映画のタイトルになっている「靴ひも」、これは劇中で三度出てくるのですが認知能力を測るモノサシで、難しい靴ひも結びが自分でできればそれはその人が相応の認知能力を持っており一人で日常生活を送れるということ、これができないなら一人で暮らすのはちょっと難しいだろう、と判断されるわけですが、ガディさんは靴ひもテストをパスできなかった人でした。っていうんで補助必要。前は母親が一緒に暮らしていたが急に死んじゃったのでとりあえず入居可能な施設が見つかるまで母親とガディを捨てて出てった親父が保護者にさせられる。
なんせ一度は捨てたぐらいだしガディさん飯の主菜と副菜は皿分けてとかマッサージしてとか要求多いので親父はふざけんじゃねぇよって最初はなるんですが、一緒に暮らしたり一緒に障害者への世間の冷たい風を浴びたりしているうちに段々仲良くなってくる。まぁ何事も慣れですよ。障害者の枠に入れて外から眺めているうちは理解不能な別世界の他者でしかない人でも毎日同じ時間を過ごしてればこの人はこういう性格の人だからしょうがないくらいな感じで同じ世界の人としてフラットに見られるようになるというもんです。
この映画そこが良かったですね。直線的で劇的な関係性の変化っていうんじゃなくてもっとナチュラルで起伏のある関係性の変化が描かれていて。それはたとえばガディが働かされる整備工場には親父の右腕的な若者がいるんですが、こいつは親父の手前ガディを露骨に悪く扱うこともできないだろうってな事情があるにしても、結構ガディにやさしい。だけどガディのひどい歌を聴きながら障害者枠ならスター誕生的な番組に出れるなガハハっと笑ったりしてわりとバカにした感じでもある。
じゃあこの人が差別的な悪い人で、すみません私が悪かったですもうしませんと改心するかといったらそういうことはないしガディ含めて別にそれを求める人は出てこないんですよね。出てこないけれどもなんとなくの同じ時間を過ごすうちにやっぱりなんとなくバカにした態度もなくなってくるんですこの人は、段々と。でも、それは仲良しになるってことでもないんです。

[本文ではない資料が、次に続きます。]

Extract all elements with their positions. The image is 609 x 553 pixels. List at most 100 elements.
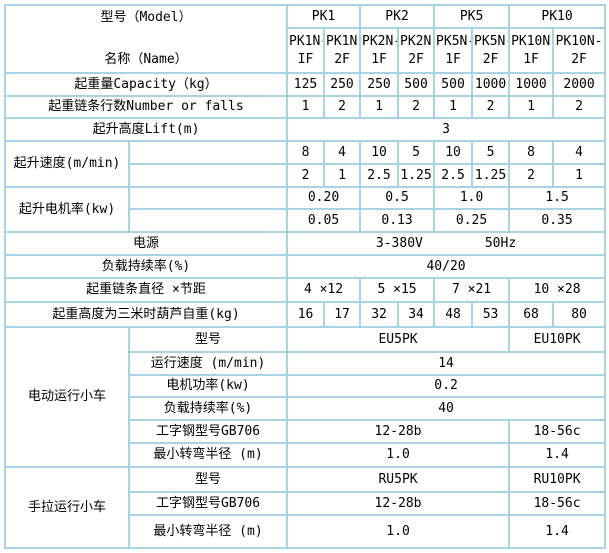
lifting-speed-value-cell: 10 [433, 140, 474, 165]
electric-trolley-ibeam-cell: 18-56c [508, 419, 607, 444]
row-electric-trolley-radius: 最小转弯半径 (m) 1.0 1.4 [5, 442, 607, 468]
self-weight-value-cell: 53 [471, 301, 511, 328]
row-hand-trolley-model: 手拉运行小车 型号 RU5PK RU10PK [4, 466, 607, 549]
lifting-speed-value-cell: 10 [359, 140, 400, 165]
row-electric-trolley-model: 电动运行小车 型号 EU5PK EU10PK [4, 326, 607, 468]
motor-power-label: 起升电机率(kw) [4, 186, 130, 233]
row-hand-trolley-radius: 最小转弯半径 (m) 1.0 1.4 [5, 514, 607, 549]
spec-table: 型号（Model） 名称（Name） PK1 PK2 PK5 PK10 PK1N… [3, 3, 607, 549]
name-cell: PK1N- 2F [323, 27, 362, 74]
electric-trolley-power-cell: 0.2 [286, 374, 607, 398]
row-electric-trolley-duty: 负载持续率(%) 40 [5, 396, 607, 421]
empty-cell [127, 140, 289, 165]
motor-power-value-cell: 0.05 [286, 208, 362, 233]
self-weight-value-cell: 17 [323, 301, 362, 328]
model-header-cell: PK2 [359, 3, 436, 30]
row-electric-trolley-speed: 运行速度 (m/min) 14 [5, 351, 607, 376]
row-name: PK1N- IF PK1N- 2F PK2N- 1F PK2N- 2F PK5N… [5, 27, 607, 74]
falls-label: 起重链条行数Number or falls [3, 95, 289, 119]
empty-cell [127, 186, 289, 210]
row-motor-power-2: 0.05 0.13 0.25 0.35 [5, 208, 607, 233]
electric-trolley-duty-label: 负载持续率(%) [127, 396, 289, 421]
row-electric-trolley-ibeam: 工字钢型号GB706 12-28b 18-56c [5, 419, 607, 444]
self-weight-value-cell: 16 [286, 301, 326, 328]
capacity-value-cell: 250 [323, 72, 362, 97]
lifting-speed-value-cell: 1.25 [397, 163, 436, 188]
hand-trolley-ibeam-label: 工字钢型号GB706 [127, 491, 289, 516]
lifting-speed-value-cell: 2 [286, 163, 326, 188]
electric-trolley-radius-cell: 1.0 [286, 442, 511, 468]
name-cell: PK5N- 2F [471, 27, 511, 74]
row-electric-trolley-power: 电机功率(kw) 0.2 [5, 374, 607, 398]
model-header-cell: PK1 [286, 3, 362, 30]
chain-value-cell: 7 ×21 [433, 277, 511, 303]
row-power-supply: 电源 3-380V 50Hz [3, 231, 607, 256]
falls-value-cell: 2 [471, 95, 511, 119]
hand-trolley-radius-label: 最小转弯半径 (m) [127, 514, 289, 549]
hand-trolley-radius-cell: 1.4 [508, 514, 607, 549]
model-label: 型号（Model） [100, 10, 192, 25]
falls-value-cell: 1 [508, 95, 555, 119]
hand-trolley-ibeam-cell: 12-28b [286, 491, 511, 516]
self-weight-label: 起重高度为三米时葫芦自重(kg) [3, 301, 289, 328]
name-cell: PK10N-2F [552, 27, 607, 74]
power-supply-value-cell: 3-380V 50Hz [286, 231, 607, 256]
falls-value-cell: 1 [359, 95, 400, 119]
self-weight-value-cell: 80 [552, 301, 607, 328]
model-header-cell: PK10 [508, 3, 607, 30]
lifting-speed-value-cell: 2.5 [359, 163, 400, 188]
row-chain: 起重链条直径 ×节距 4 ×12 5 ×15 7 ×21 10 ×28 [3, 277, 607, 303]
power-supply-voltage: 3-380V [375, 235, 423, 251]
falls-value-cell: 1 [433, 95, 474, 119]
falls-value-cell: 2 [323, 95, 362, 119]
name-label: 名称（Name） [104, 52, 188, 68]
electric-trolley-model-label: 型号 [127, 326, 289, 353]
capacity-value-cell: 1000 [508, 72, 555, 97]
chain-value-cell: 4 ×12 [286, 277, 362, 303]
row-lift: 起升高度Lift(m) 3 [3, 117, 607, 142]
lifting-speed-value-cell: 5 [471, 140, 511, 165]
lifting-speed-value-cell: 4 [323, 140, 362, 165]
falls-value-cell: 2 [552, 95, 607, 119]
lifting-speed-value-cell: 8 [508, 140, 555, 165]
lifting-speed-value-cell: 1 [323, 163, 362, 188]
electric-trolley-ibeam-label: 工字钢型号GB706 [127, 419, 289, 444]
row-duty-cycle: 负载持续率(%) 40/20 [3, 254, 607, 279]
lifting-speed-value-cell: 2 [508, 163, 555, 188]
lifting-speed-label: 起升速度(m/min) [4, 140, 130, 188]
hand-trolley-model-cell: RU10PK [508, 466, 607, 493]
capacity-value-cell: 1000 [471, 72, 511, 97]
lifting-speed-value-cell: 5 [397, 140, 436, 165]
motor-power-value-cell: 0.5 [359, 186, 436, 210]
row-model: 型号（Model） 名称（Name） PK1 PK2 PK5 PK10 [3, 3, 607, 74]
row-falls: 起重链条行数Number or falls 1 2 1 2 1 2 1 2 [3, 95, 607, 119]
capacity-label: 起重量Capacity（kg） [3, 72, 289, 97]
name-cell: PK5N- 1F [433, 27, 474, 74]
electric-trolley-model-cell: EU10PK [508, 326, 607, 353]
chain-value-cell: 5 ×15 [359, 277, 436, 303]
self-weight-value-cell: 32 [359, 301, 400, 328]
power-supply-frequency: 50Hz [484, 235, 517, 251]
electric-trolley-ibeam-cell: 12-28b [286, 419, 511, 444]
model-header-cell: PK5 [433, 3, 511, 30]
capacity-value-cell: 2000 [552, 72, 607, 97]
lift-label: 起升高度Lift(m) [3, 117, 289, 142]
row-hand-trolley-ibeam: 工字钢型号GB706 12-28b 18-56c [5, 491, 607, 516]
row-lifting-speed-1: 起升速度(m/min) 8 4 10 5 10 5 8 4 [4, 140, 607, 188]
falls-value-cell: 2 [397, 95, 436, 119]
lifting-speed-value-cell: 1 [552, 163, 607, 188]
electric-trolley-duty-cell: 40 [286, 396, 607, 421]
name-cell: PK1N- IF [286, 27, 326, 74]
capacity-value-cell: 500 [433, 72, 474, 97]
duty-cycle-label: 负载持续率(%) [3, 254, 289, 279]
hand-trolley-model-label: 型号 [127, 466, 289, 493]
name-cell: PK2N- 2F [397, 27, 436, 74]
lift-value-cell: 3 [286, 117, 607, 142]
electric-trolley-speed-label: 运行速度 (m/min) [127, 351, 289, 376]
self-weight-value-cell: 34 [397, 301, 436, 328]
empty-cell [127, 163, 289, 188]
chain-label: 起重链条直径 ×节距 [3, 277, 289, 303]
duty-cycle-value-cell: 40/20 [286, 254, 607, 279]
motor-power-value-cell: 0.25 [433, 208, 511, 233]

他人ではなくなるけれどもこの若造とガディは友達になるわけじゃなくて、結局、当たり前のことなのですが、障害があろうがなかろうが社会に生きるすべての人間はそういう曖昧な関係性に生きているわけじゃないですか。自分以外の人を綺麗に敵と味方に分けることはできなくて、なんとなくの友敵グラデーションの中でなんとなくやってますよね。
そういうの地味に沁みましたね。長年の不摂生で臓器やられてた親父がドナー探して、でもやっぱ母親とガディ捨てた罪悪感があるからガディにドナーなってくれとは言えない、ところがガディの方は親父に死んで欲しくないからドナーなるよって言う、そしたらこいつ臓器提供の意味わかってねぇんじゃねぇか疑惑を臓器移植委員会的な人に持たれて意思確認のために例の靴ひもテストをさせられる…こう書けば実に泣ける感動作的な感じですが(実際クソ泣きますが)そうではないところっていうか、ガディのなんとなくの人間関係がなんとなくの感じで描かれていたのが。
なんか、キャラとしてじゃなくて人としてガディを見てくれてる気がするじゃないですか。ガディっていうか登場人物全員そうなんですよ。まぁ人間ろくでもないところもあればそう捨てたもんじゃないところもあって、良い人間とか悪い人間とか生産性があるとかないとかそんな簡単に測れるものではなくて、人生なんとなく流れていってその中でみんななんとなく変わったり変わらなかったりくっついたり離れたりするんですよ的な透徹した眼差しでガディを中心とした人間模様が描かれる。
最後のシーンなんか悲しいような喜ばしいような切ないような温かなような、なんかよくわからんのですけれども、まぁ人生そんなもんだろうというところで…そう思えば障害テーマとか病気テーマの映画というよりはもっと単純に人間の人生についての映画と言えるだろうし、で、単純に見えることの内実は靴ひもを結ぶことと同じようにたいへんで複雑なんだよね。